The emphasis is mine. Of course the right to a croft may fall to be treated as the intestate estate of a deceased crofter in terms of section 10(5) of the Act if a bequest of the tenancy becomes null and void under the section, and one sees in sections 10(1), (2) and (4)(a) the circumstances in which such a bequest may become null and void. Significantly, the fact that the tenancy of a croft has been bequeathed as part of a bequest of residue rather than by means of a specific bequest is not one of these circumstances.

 

[30] I do not think that it is necessary now to consider in detail the various decisions of the Land Court (all of which predated the 1955 Act) to which I was referred. I am inclined to agree with counsel for the pursuer that they afford more support for her position than for the position taken up by the defender.
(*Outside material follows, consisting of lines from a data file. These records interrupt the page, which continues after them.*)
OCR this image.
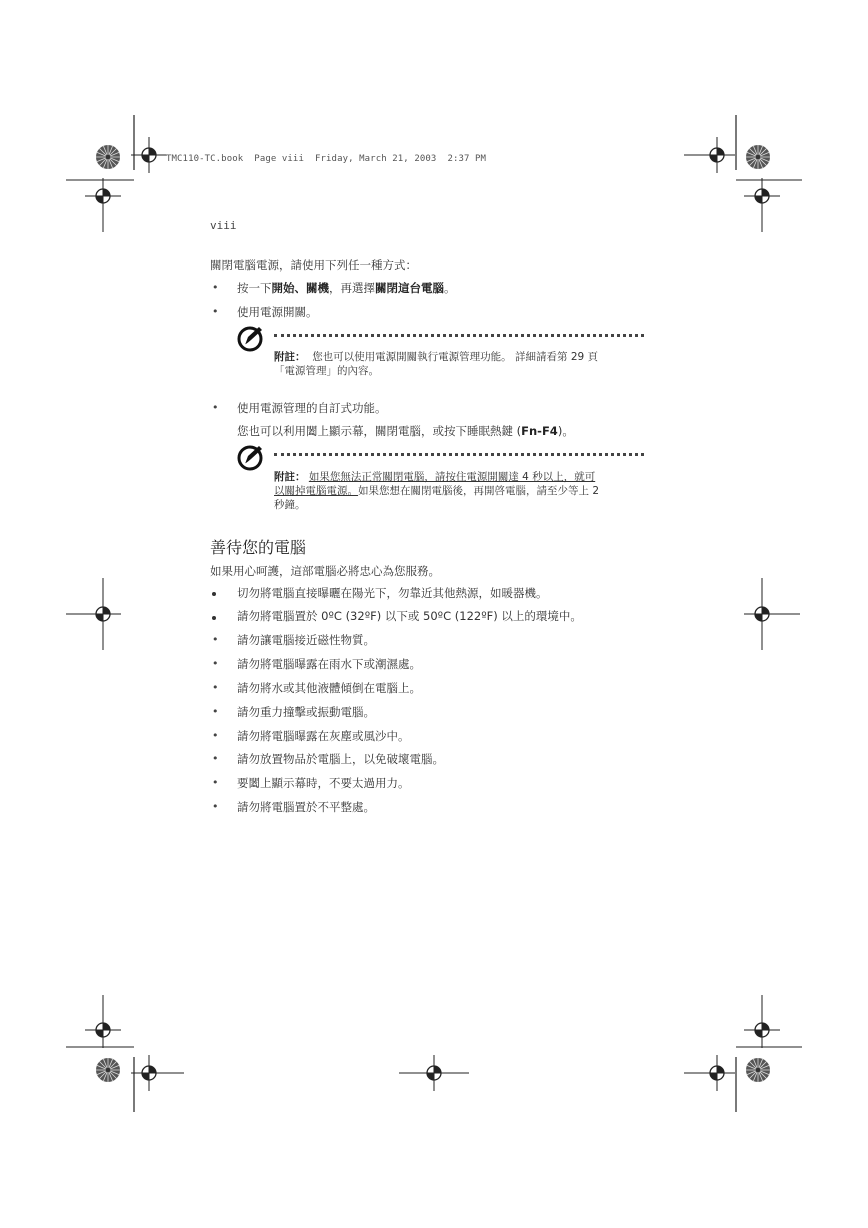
TMC110-TC.book  Page viii  Friday, March 21, 2003  2:37 PM
viii
關閉電腦電源，請使用下列任一種方式：
• 按一下開始、關機，再選擇關閉這台電腦。
• 使用電源開關。
附註： 您也可以使用電源開關執行電源管理功能。 詳細請看第 29 頁
「電源管理」的內容。
• 使用電源管理的自訂式功能。
您也可以利用闔上顯示幕，關閉電腦，或按下睡眠熱鍵 (Fn-F4)。
附註： 如果您無法正常關閉電腦，請按住電源開關達 4 秒以上，就可
以關掉電腦電源。如果您想在關閉電腦後，再開啓電腦，請至少等上 2
秒鐘。
善待您的電腦
如果用心呵護，這部電腦必將忠心為您服務。
切勿將電腦直接曝曬在陽光下，勿靠近其他熱源，如暖器機。
請勿將電腦置於 0ºC (32ºF) 以下或 50ºC (122ºF) 以上的環境中。
• 請勿讓電腦接近磁性物質。
• 請勿將電腦曝露在雨水下或潮濕處。
• 請勿將水或其他液體傾倒在電腦上。
• 請勿重力撞擊或振動電腦。
• 請勿將電腦曝露在灰塵或風沙中。
• 請勿放置物品於電腦上，以免破壞電腦。
• 要闔上顯示幕時，不要太過用力。
• 請勿將電腦置於不平整處。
But I do not attach much weight to them in the context of this case, preferring to base my decision upon what seems to me to be the plain meaning and intent of Mr Gardner's will coupled with the fact that, as it appears to me, there is nothing in section 10 of the Act to suggest that only a specific bequest of the tenancy of a croft will meet the requirements of the section.

 

[31] On the whole matter I am persuaded that the sheriff reached the correct conclusion on the question argued before him at the diet of debate, and I have therefore refused the appeal.

 

[32] It was agreed that the expenses of the appeal and of the debate should be awarded to whichever party was successful in the appeal. It was also agreed that I should sanction the employment of junior counsel, and I am satisfied that it would be appropriate to do this.

 

[33] In addition to the authorities already mentioned I was also referred to MacDonald v Dalgleish 1894 21R 900, Anderson v Barclay-Harvey 1917 SLCR 65, Campbell v Department of Agriculture 1936 SCLR 20, Meston: The Succession (Scotland) Act 1964 (5th Edn) at page 127 and Stair Memorial Encyclopaedia, Volume 1 at paragraph 807.